Chi invece non la plaudì fu Luigi Pirandello.

Tra i due vi fu un lungo, mal dissimulato rancore. S’incontrano a Roma nella redazione di “Nuova Antologia” e il drammaturgo agrigentino, più che lei, nota il marito: si chiama Palmiro Madesani ed è il suo agente letterario. La Deledda lo conosce a Cagliari alla fine del 1899. Dopo pochi mesi si sposano e vanno a vivere a Roma. Lui è un funzionario del ministero delle Finanze originario del Mantovano ma, dopo le nozze, lascia l’impiego e diventa il suo segretario.

 

 

 

Negli ambienti letterari lo battezzano Grazio Deleddo, forse su suggerimento di Pirandello. Il 18 dicembre 1908 Pirandello scrive all’amico Ugo Ojetti e gli annuncia che invierà a Emilio Treves il romanzo Suo marito che prende spunto da Madesani: ‹‹Manderò pure a Treves, spero in aprile, il romanzo “Suo marito”. Sono partito dal marito di Grazia Deledda. Lo conosci? Un capolavoro, Ugo mio, dico il marito di Grazia Deledda – intendiamoci…››. Un romanzo a cui Pirandello tiene molto e di cui ha cominciato la stesura già da alcuni anni, come testimonia le lettera a Luigi Villari del 10 marzo 1905: ‹‹Intanto scrivo un altro romanzo umoristico: Suo marito. Il marito di una grandonna, marito contabile e segretario. Figuratevi!››.

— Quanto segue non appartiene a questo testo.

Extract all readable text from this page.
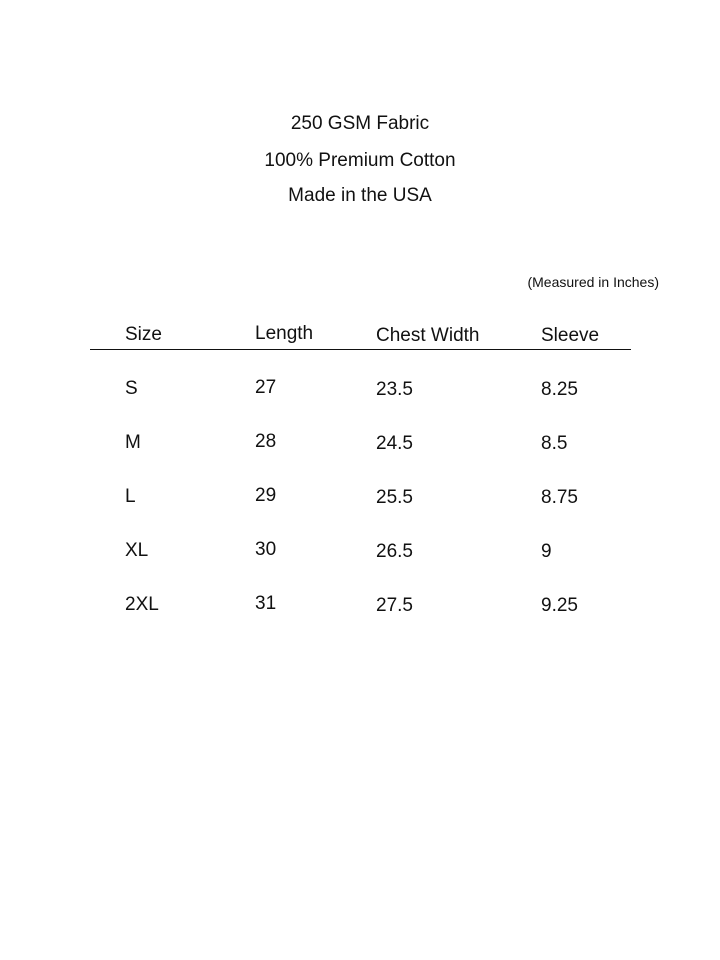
250 GSM Fabric
100% Premium Cotton
Made in the USA
(Measured in Inches)
Size	Length	Chest Width	Sleeve
S	27	23.5	8.25
M	28	24.5	8.5
L	29	25.5	8.75
XL	30	26.5	9
2XL	31	27.5	9.25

Nel 1911 la sua pubblicazione con i tipi di Treves sembra imminente: in una lettera del 6 febbraio Pirandello chiede ad Alberto Albertini, fratello del direttore del Corriere della Sera Luigi, di pazientare per l’invio di novelle perché ‹‹stretto da un impegno con Treves›› e gli fa sapere, per giustificare i suoi ritardi, che deve ‹‹assolutamente consegnare il manoscritto del romanzo Suo marito alla fine del mese venturo››.

Ma nel settembre del 1911 giunge, inatteso, il rifiuto di Treves. La sua è una lettera garbata ma decisa che mette in guardia Pirandello dai riflessi che quella pubblicazione potrebbero avere sulla sua infelice situazione coniugale. La posizione dell’editore è ragionevole e mira a evitare pettegolezzi nei salotti letterari a danno del drammaturgo e, soprattutto, della Deledda – anche lei nel catalogo di punta di Treves – che non gradisce il romanzo e si adopera per impedirne le stampe.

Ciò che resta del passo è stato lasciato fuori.